- Canada quarterly growth of 0.8% tops estimates as imports fall
- Business investment plunges 6.5% and exports also decline
It wasn’t pretty, but Canada’s economy registered an unexpected expansion in the fourth quarter, increasing the chances the central bank will keep its benchmark interest rate unchanged next week.
Gross domestic product rose at a 0.8 percent annualized pace between October and December, Statistics Canada said Tuesday in Ottawa. Economists polled by Bloomberg predicted GDP would be flat. The Bank of Canada’s January forecast also called for zero growth in the quarter.
Although growth beat expectations, the details suggest a weak recovery.

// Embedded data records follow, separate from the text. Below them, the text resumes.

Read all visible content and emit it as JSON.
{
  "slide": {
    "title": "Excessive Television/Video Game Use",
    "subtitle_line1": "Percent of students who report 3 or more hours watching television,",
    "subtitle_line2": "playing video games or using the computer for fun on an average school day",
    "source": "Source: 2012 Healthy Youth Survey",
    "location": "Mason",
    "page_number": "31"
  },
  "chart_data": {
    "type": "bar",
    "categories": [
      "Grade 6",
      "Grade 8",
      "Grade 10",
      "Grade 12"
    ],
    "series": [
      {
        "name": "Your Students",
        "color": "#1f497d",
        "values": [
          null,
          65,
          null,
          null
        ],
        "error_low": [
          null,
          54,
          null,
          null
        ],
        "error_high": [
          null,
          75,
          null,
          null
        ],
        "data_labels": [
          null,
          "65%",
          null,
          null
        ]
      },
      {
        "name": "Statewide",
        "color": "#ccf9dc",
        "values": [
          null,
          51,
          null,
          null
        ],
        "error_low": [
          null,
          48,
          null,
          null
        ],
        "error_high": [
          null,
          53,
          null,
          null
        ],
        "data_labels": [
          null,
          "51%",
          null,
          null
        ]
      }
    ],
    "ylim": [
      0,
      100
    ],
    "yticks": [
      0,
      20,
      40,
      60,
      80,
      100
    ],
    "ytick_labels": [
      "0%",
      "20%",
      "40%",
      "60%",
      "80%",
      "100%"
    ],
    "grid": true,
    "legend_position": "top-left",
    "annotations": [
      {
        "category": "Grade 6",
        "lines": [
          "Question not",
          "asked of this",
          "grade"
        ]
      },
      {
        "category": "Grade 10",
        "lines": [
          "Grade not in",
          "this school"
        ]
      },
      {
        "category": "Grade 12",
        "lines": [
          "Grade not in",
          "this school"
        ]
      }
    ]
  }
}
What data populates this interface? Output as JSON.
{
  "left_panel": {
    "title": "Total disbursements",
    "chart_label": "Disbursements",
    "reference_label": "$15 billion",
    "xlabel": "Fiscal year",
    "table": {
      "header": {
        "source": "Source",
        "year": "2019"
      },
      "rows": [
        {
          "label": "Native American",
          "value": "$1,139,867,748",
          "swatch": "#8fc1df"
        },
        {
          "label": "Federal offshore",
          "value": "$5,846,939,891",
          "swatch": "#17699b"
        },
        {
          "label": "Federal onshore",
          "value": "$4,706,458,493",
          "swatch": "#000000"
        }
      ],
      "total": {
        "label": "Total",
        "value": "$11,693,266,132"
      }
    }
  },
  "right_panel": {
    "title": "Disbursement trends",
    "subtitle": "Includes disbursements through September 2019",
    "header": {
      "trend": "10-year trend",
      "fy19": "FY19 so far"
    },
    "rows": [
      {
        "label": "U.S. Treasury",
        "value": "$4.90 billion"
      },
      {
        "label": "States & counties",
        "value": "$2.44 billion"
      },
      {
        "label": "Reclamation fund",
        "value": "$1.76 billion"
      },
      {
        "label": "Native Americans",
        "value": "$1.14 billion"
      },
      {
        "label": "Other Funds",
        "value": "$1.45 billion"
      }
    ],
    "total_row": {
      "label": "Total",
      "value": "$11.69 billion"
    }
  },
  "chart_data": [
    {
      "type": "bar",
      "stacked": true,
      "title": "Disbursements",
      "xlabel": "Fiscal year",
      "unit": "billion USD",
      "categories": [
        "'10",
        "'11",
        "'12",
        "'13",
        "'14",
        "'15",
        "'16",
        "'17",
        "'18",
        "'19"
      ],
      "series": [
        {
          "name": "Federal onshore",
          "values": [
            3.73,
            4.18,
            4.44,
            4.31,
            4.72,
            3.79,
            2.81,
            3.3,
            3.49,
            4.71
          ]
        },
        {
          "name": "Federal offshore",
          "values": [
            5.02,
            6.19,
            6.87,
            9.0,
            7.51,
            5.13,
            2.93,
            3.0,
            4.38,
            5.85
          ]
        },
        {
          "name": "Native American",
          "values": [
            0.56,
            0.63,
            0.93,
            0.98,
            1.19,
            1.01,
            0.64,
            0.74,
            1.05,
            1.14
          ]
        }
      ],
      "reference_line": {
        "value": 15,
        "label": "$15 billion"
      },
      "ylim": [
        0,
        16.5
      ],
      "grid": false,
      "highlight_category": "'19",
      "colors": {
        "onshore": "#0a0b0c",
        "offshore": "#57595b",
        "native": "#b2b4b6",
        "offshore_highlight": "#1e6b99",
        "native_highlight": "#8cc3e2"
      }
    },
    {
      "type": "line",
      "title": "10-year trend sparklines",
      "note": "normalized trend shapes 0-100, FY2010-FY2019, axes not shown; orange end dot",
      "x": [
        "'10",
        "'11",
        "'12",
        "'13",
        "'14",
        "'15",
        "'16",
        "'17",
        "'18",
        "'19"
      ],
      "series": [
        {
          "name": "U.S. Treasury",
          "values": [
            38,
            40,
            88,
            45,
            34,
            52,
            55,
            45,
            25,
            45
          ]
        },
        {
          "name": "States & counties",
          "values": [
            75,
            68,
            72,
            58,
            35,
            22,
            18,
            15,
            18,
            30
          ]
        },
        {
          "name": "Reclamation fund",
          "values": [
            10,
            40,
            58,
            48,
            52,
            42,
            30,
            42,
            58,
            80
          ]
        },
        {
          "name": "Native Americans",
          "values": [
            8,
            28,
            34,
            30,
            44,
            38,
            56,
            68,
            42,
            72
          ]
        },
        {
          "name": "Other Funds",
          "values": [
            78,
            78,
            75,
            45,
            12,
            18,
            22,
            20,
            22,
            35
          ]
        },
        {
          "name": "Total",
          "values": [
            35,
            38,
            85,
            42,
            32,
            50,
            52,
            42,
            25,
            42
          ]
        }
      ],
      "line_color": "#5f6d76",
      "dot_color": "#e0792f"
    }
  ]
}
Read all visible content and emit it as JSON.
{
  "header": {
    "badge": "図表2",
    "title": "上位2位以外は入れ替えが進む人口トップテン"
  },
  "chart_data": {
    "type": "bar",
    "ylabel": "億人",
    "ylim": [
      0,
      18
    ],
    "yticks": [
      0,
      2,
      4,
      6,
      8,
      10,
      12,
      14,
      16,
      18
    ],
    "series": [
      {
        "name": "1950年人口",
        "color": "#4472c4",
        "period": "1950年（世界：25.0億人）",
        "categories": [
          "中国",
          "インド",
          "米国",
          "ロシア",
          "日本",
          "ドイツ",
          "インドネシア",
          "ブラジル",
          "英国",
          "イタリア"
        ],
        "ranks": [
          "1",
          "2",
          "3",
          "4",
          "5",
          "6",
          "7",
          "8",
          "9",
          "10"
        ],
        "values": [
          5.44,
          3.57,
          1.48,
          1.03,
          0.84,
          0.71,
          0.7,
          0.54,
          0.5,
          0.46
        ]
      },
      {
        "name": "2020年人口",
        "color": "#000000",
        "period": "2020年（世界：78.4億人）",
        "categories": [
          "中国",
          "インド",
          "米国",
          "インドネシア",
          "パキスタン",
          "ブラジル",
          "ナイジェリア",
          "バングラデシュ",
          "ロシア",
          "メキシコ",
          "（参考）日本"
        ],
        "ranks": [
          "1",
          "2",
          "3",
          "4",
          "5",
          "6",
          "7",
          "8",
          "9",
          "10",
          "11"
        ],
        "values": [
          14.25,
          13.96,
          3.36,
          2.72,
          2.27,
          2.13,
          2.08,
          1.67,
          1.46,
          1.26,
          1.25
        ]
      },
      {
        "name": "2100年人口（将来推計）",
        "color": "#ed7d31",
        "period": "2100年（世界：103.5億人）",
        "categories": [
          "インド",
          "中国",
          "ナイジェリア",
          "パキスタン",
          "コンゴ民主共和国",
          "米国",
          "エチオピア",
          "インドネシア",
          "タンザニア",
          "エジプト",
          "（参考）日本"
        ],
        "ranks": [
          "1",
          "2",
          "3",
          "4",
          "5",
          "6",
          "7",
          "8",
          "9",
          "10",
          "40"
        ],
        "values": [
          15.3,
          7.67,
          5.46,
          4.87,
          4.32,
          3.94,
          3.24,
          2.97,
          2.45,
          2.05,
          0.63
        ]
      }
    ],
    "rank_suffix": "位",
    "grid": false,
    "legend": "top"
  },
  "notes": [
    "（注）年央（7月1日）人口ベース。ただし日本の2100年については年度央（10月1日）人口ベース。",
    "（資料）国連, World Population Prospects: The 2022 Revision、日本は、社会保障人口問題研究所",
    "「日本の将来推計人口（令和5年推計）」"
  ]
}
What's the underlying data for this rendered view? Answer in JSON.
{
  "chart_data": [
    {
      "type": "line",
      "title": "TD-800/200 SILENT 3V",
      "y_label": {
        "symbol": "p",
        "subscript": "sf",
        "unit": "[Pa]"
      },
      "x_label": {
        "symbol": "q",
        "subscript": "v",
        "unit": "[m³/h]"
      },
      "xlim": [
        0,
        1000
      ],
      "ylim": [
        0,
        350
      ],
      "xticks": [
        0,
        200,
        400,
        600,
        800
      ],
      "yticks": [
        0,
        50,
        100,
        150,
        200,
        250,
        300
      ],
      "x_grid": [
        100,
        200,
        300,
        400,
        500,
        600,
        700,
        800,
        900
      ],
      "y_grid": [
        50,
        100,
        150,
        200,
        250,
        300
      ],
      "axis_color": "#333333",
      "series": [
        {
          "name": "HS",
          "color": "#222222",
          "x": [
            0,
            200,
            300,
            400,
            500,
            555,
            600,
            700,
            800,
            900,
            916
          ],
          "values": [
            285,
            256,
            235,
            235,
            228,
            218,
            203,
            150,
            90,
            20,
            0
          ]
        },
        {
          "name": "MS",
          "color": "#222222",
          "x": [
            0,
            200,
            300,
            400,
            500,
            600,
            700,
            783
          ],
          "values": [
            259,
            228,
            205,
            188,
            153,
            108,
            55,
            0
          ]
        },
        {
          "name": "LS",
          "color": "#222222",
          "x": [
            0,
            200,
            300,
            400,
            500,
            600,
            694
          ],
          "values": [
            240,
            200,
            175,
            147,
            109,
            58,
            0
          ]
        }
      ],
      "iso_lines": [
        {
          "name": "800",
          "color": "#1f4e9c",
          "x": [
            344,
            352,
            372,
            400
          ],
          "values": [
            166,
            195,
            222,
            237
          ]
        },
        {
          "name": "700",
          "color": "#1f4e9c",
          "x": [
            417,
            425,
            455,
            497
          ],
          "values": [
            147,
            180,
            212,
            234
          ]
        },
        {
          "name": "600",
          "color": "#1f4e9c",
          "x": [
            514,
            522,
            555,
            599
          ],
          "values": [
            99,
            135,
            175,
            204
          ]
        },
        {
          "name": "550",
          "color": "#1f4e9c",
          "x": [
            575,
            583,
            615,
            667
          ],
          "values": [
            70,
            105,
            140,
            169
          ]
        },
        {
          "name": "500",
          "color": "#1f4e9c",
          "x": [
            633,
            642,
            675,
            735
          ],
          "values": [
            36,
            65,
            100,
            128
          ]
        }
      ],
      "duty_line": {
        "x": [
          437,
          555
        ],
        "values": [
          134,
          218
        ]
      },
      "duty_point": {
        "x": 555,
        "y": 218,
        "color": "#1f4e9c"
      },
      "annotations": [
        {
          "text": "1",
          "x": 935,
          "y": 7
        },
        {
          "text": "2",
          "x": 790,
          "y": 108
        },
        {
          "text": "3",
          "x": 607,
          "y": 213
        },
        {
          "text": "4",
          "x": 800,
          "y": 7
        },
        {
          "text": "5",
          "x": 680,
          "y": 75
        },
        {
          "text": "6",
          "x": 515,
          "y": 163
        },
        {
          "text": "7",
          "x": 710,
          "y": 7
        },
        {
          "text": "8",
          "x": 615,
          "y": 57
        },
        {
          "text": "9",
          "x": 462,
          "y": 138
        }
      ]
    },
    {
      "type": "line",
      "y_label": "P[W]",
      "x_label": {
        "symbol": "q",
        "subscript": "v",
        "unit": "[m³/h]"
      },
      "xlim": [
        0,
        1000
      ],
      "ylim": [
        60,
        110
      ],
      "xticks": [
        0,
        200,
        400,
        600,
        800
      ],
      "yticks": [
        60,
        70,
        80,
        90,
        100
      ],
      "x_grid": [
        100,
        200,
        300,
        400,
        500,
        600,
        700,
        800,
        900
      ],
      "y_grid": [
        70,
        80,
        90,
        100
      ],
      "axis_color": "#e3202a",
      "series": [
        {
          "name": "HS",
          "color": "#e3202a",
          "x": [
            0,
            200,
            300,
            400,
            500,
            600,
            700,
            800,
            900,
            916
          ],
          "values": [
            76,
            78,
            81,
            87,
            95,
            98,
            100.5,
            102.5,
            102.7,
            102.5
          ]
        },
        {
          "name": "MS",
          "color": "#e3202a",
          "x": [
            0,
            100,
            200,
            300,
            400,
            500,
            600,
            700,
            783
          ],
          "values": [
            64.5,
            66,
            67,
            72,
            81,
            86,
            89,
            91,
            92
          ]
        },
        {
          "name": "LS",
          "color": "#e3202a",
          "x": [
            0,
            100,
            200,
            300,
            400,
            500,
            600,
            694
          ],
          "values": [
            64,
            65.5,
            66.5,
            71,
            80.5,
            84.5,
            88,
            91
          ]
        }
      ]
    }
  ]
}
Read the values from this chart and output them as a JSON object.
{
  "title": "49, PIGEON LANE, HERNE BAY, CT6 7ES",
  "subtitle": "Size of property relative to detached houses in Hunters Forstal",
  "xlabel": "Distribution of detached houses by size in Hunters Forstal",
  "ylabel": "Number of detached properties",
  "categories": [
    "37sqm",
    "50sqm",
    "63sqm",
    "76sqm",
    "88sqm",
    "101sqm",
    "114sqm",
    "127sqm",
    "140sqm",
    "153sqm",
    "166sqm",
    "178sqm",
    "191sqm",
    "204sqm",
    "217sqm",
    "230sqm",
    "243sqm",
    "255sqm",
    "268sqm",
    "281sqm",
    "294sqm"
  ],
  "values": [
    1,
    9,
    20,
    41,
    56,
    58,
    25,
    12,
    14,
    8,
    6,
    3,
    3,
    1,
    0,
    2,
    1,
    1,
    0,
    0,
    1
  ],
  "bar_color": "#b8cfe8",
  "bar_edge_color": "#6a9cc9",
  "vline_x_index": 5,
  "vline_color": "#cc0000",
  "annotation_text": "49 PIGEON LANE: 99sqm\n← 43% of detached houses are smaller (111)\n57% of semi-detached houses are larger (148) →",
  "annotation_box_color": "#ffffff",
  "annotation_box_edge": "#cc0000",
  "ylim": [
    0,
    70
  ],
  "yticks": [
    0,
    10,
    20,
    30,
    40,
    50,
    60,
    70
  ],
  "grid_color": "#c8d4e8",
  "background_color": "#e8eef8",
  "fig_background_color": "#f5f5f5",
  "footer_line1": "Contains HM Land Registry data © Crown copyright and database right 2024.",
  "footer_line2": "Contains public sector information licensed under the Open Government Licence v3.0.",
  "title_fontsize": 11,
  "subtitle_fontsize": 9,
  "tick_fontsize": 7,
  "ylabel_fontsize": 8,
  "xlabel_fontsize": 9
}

The most significant contribution to the fourth-quarter expansion was an 8.9 percent drop in imports, the largest such decline since the first quarter of 2009. That was the result of the Canadian dollar depreciating 7.5 percent over the last 12 months, making foreign imports such as electronics more expensive.
The weaker currency failed to generate stronger exports, however. Shipments abroad fell 2.2 percent, the fourth decline in five quarters. If imports fall faster than exports, GDP expands. Business investment also shrank by 6.5 percent, the fourth straight drop.
The details of the report were “unambiguously bad,” David Tulk, chief Canada macro strategist at TD Securities in Toronto, wrote in a research note. The fourth-quarter result, and signs growth will exceed 1 percent from January to March “will cement the Bank on the sidelines at least through to the second half of the year,” he said.
Bank of Canada Governor Stephen Poloz makes his next interest rate decision March 9. Expanding GDP, along with a promise of government spending from Finance Minister Bill Morneau, will probably keep the central bank on hold, at least for now, said John Clinkard, chief economist at Deutsche Bank Canada in Toronto.
“I don’t think they’re inclined to do anything,” Clinkard said by phone Tuesday.
Traders agree. Chances of a March 9 rate cut fell to 12 percent after the GDP report, from 15 percent last week and 30 percent at the end of January, according to Bloomberg calculations on overnight index swaps.
Canada’s dollar strengthened by 0.6 percent to C$1.3459 per U.S. dollar at 10:45 a.m. Toronto time.